Apache Kafka: The rise of real-time data and stream processing

Neha Narkhede (Confluent)
1:15pm–1:55pm Wednesday, 09/28/2016
IoT & real-time
Location: 1 E 12/1 E 13 Level: Beginner
Tags: real-time
Average rating: ****.
(4.92, 12 ratings)

What you'll learn

  • Understand how application development and data will change due to the rise of stream processing
  • Description

    For a long time, a substantial portion of the data processing that companies did ran as big batch jobs—CSV files dumped out of databases, log files collected at the end of the day, etc. But businesses operate in real time, and the software they run is catching up. Rather than processing data only at the end of the day, why not react to it continuously as the data arrives? This is the emerging world of stream processing.

    But stream processing only becomes possible when the fundamental data capture is done in a streaming fashion; after all, you can’t process a daily batch of CSV dumps as a stream. This shift toward stream processing has driven the popularity of Apache Kafka. Making all an organization’s data available centrally as free-flowing streams enables business logic to be represented as stream processing operations. Essentially, applications are stream processors in this new world of stream processing.

    Neha Narkhede explains how Apache Kafka serves as a foundation to streaming data applications that consume and process real-time data streams and introduces Kafka Connect, a system for capturing continuous data streams, and Kafka Streams, a lightweight stream processing library. Neha also describes the lessons companies like LinkedIn learned building massive streaming data architectures.

    Photo of Neha Narkhede

    Neha Narkhede

    Confluent

    Neha Narkhede is the cofounder and CTO at Confluent, a company backing the popular Apache Kafka messaging system.
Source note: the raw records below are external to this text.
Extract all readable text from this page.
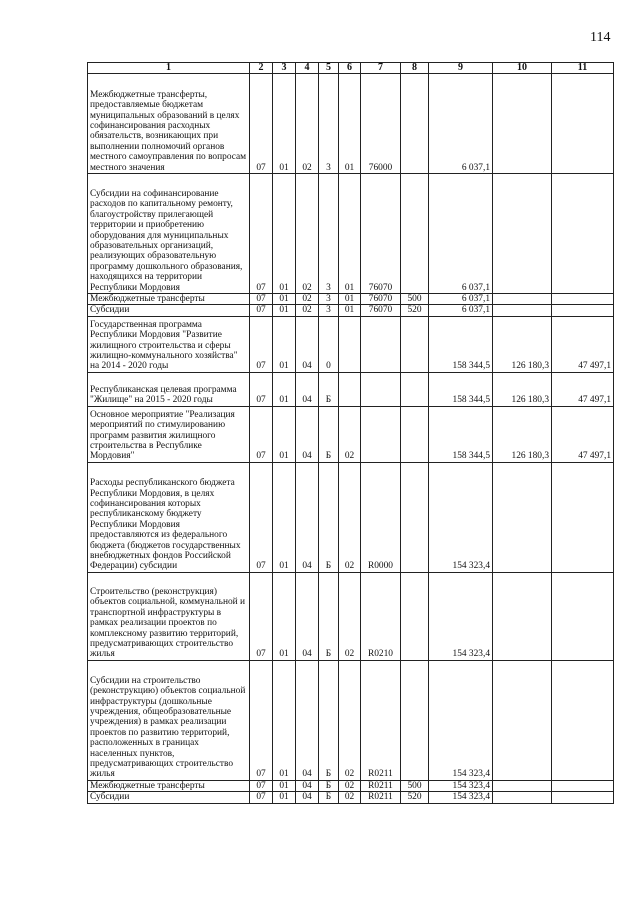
114
1	2	3	4	5	6	7	8	9	10	11
Межбюджетные трансферты, предоставляемые бюджетам муниципальных образований в целях софинансирования расходных обязательств, возникающих при выполнении полномочий органов местного самоуправления по вопросам местного значения	07	01	02	3	01	76000		6 037,1		
Субсидии на софинансирование расходов по капитальному ремонту, благоустройству прилегающей территории и приобретению оборудования для муниципальных образовательных организаций, реализующих образовательную программу дошкольного образования, находящихся на территории Республики Мордовия	07	01	02	3	01	76070		6 037,1		
Межбюджетные трансферты	07	01	02	3	01	76070	500	6 037,1		
Субсидии	07	01	02	3	01	76070	520	6 037,1		
Государственная программа Республики Мордовия "Развитие жилищного строительства и сферы жилищно-коммунального хозяйства" на 2014 - 2020 годы	07	01	04	0				158 344,5	126 180,3	47 497,1
Республиканская целевая программа "Жилище" на 2015 - 2020 годы	07	01	04	Б				158 344,5	126 180,3	47 497,1
Основное мероприятие "Реализация мероприятий по стимулированию программ развития жилищного строительства в Республике Мордовия"	07	01	04	Б	02			158 344,5	126 180,3	47 497,1
Расходы республиканского бюджета Республики Мордовия, в целях софинансирования которых республиканскому бюджету Республики Мордовия предоставляются из федерального бюджета (бюджетов государственных внебюджетных фондов Российской Федерации) субсидии	07	01	04	Б	02	R0000		154 323,4		
Строительство (реконструкция) объектов социальной, коммунальной и транспортной инфраструктуры в рамках реализации проектов по комплексному развитию территорий, предусматривающих строительство жилья	07	01	04	Б	02	R0210		154 323,4		
Субсидии на строительство (реконструкцию) объектов социальной инфраструктуры (дошкольные учреждения, общеобразовательные учреждения) в рамках реализации проектов по развитию территорий, расположенных в границах населенных пунктов, предусматривающих строительство жилья	07	01	04	Б	02	R0211		154 323,4		
Межбюджетные трансферты	07	01	04	Б	02	R0211	500	154 323,4		
Субсидии	07	01	04	Б	02	R0211	520	154 323,4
Previously, Neha led streams infrastructure at LinkedIn, where she was responsible for LinkedIn’s petabyte-scale streaming infrastructure built on top of Apache Kafka and Apache Samza. Neha specializes in building and scaling large distributed systems and is one of the initial authors of Apache Kafka. A distributed systems engineer by training, Neha works with data scientists, analysts, and business professionals to move the needle on results.